Audio - Editoriaux - Entretiens - International - 22 février 2019

Alexandre Goodarzy : « En Syrie, les islamistes ne respectent pas le cessez-le-feu, les civils sont visés »

Depuis la Syrie, Alexandre Goodarzy fait le point sur la situation où les attaques des islamistes continuent alors que, depuis un mois, un cessez-le-feu devait être en vigueur entre la coalition internationale et les terroristes.

On entend, depuis plusieurs semaines, que la guerre est gagnée en Syrie, que l’État islamique est vaincu et que les combats ont quasiment cessé. Vous qui êtes sur place, que se passe-t-il réellement ?

Les combats ne sont pas totalement terminés dans toute la Syrie. Il reste la poche d’Idleb, au nord-ouest de la Syrie, une région adossée à la Turquie. Et il reste aussi tous les territoires à l’est de l’Euphrate, occupés par les Kurdes avec leurs revendications indépendantistes.
Ici, à Mhardeh, dans la région d’Hama, au nord-ouest, on est vraiment sur la ligne de front. C’est une région où se trouvent beaucoup de villages chrétiens et alaouites. Depuis des années, ils sont la cible des attaques des terroristes islamistes qui livrent un combat acharné contre les civils.

Comment expliquer que ces combats continuent, alors même que des accords semblent avoir été trouvés et que, techniquement, il y a un cessez-le-feu en cours ?

Cela fait un peu plus d’un mois que le cessez-le-feu est en vigueur. Or, il n’est pas respecté par les terroristes. Les forces nationales le respectaient jusque-là et encaissent les coups sans riposter. Depuis une semaine, une réplique a eu lieu. Les habitants de Mhardeh se défendent. Cela fait au moins dix jours qu’ils sont sans arrêt bombardés.
La semaine dernière, nous avons été attaqués toute la journée et toute la nuit. Des bombes sont tombées autour de notre résidence.
Aujourd’hui, ce sont les rues passantes, les commerces, les habitations qui sont visés. Il y a quelque temps, c’était surtout des points militaires qui étaient attaqués et, de temps à autre, c’était les églises et le centre-ville. Aujourd’hui, les bombardements ont recommencé de façon abondante. Les gens vivent dans la peur.
J’ai eu l’occasion de visiter différentes personnes à d’autres endroits, on voit bien qu’elles sont effrayées. On se cache, on se réfugie, on se met à l’abri. Les rues sont désertes. Il n’y a plus la même animation que ce que l’on a pu connaître lorsqu’on se promenait dans ce village en période de trêve.
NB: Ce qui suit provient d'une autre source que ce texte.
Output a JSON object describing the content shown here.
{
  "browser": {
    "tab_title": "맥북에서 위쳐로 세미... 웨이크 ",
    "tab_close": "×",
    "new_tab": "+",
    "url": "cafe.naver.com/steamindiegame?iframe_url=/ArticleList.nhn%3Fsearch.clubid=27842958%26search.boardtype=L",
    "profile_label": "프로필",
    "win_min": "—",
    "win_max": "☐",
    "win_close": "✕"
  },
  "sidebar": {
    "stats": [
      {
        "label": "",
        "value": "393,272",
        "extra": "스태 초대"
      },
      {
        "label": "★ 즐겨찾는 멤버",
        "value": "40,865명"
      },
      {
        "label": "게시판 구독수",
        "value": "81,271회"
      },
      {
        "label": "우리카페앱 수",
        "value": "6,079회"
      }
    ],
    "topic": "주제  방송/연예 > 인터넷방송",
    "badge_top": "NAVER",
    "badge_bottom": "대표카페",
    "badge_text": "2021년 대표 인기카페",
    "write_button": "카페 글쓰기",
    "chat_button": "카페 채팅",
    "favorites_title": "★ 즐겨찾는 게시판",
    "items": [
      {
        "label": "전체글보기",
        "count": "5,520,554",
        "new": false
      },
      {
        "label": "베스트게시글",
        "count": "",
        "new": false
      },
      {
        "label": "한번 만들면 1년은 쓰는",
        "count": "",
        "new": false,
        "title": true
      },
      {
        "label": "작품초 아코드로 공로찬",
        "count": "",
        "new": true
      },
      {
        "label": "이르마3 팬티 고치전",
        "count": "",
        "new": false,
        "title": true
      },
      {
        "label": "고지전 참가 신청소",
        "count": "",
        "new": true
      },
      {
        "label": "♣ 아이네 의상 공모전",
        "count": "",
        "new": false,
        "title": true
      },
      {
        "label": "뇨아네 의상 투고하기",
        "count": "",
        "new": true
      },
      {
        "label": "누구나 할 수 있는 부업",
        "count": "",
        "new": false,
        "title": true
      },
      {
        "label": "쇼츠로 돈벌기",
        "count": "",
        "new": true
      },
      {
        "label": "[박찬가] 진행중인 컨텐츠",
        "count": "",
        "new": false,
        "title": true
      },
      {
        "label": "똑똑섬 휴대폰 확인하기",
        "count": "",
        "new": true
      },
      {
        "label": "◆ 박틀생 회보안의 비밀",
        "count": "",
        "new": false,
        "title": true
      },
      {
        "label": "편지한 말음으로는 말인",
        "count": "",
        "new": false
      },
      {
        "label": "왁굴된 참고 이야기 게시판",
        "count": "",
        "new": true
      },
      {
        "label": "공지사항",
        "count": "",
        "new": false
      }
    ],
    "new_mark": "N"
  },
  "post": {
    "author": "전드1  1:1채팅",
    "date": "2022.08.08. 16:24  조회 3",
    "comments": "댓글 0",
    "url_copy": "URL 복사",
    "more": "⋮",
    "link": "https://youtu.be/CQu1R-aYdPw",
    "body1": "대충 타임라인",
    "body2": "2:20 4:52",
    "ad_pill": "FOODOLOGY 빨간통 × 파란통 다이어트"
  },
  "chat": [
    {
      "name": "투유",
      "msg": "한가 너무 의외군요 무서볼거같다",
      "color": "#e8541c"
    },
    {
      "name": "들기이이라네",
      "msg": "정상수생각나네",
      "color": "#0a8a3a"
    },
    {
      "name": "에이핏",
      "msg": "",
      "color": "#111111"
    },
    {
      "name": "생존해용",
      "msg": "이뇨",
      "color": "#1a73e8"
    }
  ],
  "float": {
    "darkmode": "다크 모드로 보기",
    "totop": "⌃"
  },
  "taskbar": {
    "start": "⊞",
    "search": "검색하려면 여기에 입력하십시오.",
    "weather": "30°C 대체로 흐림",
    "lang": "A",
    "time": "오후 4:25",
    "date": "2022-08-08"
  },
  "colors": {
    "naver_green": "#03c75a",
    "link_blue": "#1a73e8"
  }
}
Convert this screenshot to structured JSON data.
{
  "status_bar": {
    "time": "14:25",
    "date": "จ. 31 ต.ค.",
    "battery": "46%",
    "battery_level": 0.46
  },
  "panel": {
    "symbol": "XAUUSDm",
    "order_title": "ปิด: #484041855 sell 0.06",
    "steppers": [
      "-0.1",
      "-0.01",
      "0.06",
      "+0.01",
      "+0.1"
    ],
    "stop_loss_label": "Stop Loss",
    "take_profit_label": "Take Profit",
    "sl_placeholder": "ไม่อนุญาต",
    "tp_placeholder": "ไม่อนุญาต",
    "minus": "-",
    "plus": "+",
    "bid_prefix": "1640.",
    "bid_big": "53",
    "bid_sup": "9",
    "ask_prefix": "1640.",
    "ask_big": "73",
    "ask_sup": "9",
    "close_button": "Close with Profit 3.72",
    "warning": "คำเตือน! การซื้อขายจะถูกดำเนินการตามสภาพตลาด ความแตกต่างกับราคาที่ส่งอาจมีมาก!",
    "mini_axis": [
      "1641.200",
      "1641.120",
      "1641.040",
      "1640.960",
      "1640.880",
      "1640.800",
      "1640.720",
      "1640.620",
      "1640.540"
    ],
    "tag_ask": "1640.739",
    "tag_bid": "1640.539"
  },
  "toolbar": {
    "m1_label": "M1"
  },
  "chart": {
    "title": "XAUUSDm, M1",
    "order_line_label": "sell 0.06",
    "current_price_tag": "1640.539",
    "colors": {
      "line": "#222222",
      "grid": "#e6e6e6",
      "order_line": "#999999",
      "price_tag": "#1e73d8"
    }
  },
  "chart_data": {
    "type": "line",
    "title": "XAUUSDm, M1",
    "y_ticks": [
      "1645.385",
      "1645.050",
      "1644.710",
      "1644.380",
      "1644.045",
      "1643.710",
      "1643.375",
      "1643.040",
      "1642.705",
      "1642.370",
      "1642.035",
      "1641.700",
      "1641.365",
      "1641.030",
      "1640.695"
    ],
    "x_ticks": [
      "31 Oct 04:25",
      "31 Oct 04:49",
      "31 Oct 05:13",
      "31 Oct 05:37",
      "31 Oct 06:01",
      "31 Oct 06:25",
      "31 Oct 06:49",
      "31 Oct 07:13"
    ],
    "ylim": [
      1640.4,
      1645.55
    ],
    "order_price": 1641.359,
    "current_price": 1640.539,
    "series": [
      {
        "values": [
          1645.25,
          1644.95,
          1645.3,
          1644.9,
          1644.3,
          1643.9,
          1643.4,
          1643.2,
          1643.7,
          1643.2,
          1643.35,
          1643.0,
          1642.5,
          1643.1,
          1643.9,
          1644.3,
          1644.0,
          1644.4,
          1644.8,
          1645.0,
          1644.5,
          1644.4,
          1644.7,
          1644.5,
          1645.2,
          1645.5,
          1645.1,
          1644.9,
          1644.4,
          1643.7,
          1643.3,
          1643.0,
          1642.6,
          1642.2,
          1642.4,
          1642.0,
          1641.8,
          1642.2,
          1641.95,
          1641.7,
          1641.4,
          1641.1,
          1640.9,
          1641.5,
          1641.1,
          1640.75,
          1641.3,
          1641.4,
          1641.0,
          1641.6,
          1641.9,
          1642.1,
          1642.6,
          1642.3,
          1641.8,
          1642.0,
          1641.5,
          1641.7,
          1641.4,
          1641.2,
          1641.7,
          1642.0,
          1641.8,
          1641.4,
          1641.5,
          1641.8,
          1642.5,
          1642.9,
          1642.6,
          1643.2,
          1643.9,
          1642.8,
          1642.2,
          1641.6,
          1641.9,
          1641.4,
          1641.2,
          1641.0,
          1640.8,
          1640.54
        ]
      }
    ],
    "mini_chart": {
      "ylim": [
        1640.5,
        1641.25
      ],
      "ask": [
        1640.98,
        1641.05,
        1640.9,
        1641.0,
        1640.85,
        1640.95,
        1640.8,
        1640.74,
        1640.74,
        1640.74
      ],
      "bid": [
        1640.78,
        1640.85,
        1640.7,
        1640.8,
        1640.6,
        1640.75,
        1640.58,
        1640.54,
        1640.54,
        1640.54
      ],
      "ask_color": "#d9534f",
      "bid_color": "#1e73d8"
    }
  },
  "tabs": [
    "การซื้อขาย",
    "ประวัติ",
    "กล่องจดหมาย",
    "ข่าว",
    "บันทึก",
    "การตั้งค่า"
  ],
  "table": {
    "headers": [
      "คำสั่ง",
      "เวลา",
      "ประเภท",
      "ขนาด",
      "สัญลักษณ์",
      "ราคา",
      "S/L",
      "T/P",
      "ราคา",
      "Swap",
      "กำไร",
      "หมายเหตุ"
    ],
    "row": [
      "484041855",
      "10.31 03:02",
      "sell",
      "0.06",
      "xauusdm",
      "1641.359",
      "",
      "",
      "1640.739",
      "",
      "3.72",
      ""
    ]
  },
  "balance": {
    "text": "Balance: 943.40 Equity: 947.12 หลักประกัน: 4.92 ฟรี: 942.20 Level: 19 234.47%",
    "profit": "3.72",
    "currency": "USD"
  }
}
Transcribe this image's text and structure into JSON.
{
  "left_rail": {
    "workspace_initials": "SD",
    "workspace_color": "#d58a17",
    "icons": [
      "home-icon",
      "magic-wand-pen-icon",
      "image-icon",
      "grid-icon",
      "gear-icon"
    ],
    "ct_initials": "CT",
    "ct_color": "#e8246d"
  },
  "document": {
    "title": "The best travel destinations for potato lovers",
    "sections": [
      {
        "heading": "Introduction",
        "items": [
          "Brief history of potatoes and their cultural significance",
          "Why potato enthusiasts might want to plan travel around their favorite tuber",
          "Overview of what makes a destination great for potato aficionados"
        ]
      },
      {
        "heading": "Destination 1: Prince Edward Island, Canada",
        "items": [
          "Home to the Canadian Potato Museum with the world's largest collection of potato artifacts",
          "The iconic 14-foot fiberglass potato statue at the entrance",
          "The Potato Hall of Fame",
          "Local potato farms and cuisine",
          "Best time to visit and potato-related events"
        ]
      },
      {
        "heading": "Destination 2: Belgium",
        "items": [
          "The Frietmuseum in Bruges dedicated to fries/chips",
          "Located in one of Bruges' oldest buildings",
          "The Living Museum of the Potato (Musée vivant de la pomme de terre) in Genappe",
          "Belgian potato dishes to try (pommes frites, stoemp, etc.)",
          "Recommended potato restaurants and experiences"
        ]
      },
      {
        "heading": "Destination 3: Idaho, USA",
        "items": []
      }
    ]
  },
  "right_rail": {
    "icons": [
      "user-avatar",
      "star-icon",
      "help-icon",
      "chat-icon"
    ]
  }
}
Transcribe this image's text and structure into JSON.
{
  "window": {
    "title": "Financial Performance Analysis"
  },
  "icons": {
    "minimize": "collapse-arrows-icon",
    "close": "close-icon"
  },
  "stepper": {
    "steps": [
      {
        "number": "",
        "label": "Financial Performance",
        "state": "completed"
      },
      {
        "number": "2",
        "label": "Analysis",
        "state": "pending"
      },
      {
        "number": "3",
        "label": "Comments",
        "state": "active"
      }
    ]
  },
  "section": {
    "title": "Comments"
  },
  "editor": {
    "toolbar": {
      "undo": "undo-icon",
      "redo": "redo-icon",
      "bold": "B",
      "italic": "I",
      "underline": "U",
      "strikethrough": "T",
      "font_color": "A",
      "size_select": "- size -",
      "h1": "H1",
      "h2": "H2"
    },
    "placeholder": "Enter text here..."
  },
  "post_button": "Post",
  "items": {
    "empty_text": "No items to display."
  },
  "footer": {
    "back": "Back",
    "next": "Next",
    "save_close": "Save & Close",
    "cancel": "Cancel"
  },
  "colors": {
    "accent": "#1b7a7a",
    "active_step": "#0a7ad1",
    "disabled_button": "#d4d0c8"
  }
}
Qui sont ces terroristes ?

Il s’agit essentiellement d’Al-Nosra. En revanche, de ce côté-là de la ligne de front, je ne peux pas être catégorique, mais je crois que c’est Fath al-Sham. C’est une espèce de division de Al-Nosra. Ce sont des gens qui viennent d’Asie centrale. À un moment donné, Erdoğan leur avait fait de belles promesses. Ils sont très nombreux. On parle de 80.000 combattants. Je n’ai pas vérifié le chiffre, mais il y a vraiment beaucoup de monde dans cette poche d’Idleb.

La situation pourrait-elle s’améliorer ?

On ne sait pas combien de temps cela peut durer. Ce qu’on a compris de ce problème géopolitique, c’est que Erdoğan n’avait pas envie de lâcher la poche d’Idleb tant que la question kurde n’avait pas été résolue. Il gardait Idleb en otage, en attendant que les Américains lâchent les Kurdes et que ce problème soit réglé. Cela peut durer très longtemps. Ce problème ne se gère pas uniquement sur le terrain avec des militaires, mais plutôt avec de grandes discussions. Ces dernières prennent du temps.

Pendant que ces discussions se passent dans les bureaux, ce sont les habitants qui en paient les conséquences…

Oui, complètement. Ce que j’entends de la part des Syriens, c’est qu’il y a les Russes, les Iraniens, les Syriens et les Turcs qui discutent de comment ils vont se partager le gaz ou le pétrole. Tant qu’ils ne seront pas rassasiés et que chacun n’aura pas pris sa part, le problème peut s’éterniser. Le conflit est nourri à petit feu. Tant que les grosses puissances n’ont pas pris leur part du gâteau, les choses ne bougeront pas. C’est cela qui décourage les gens. Se dire que rien n’est entre leurs mains alors que, militairement, on pourrait dégager ces gens-là jusqu’en Turquie. Sauf qu’il y a une volonté de laisser les choses s’éterniser. Voilà les témoignages que l’on me donne.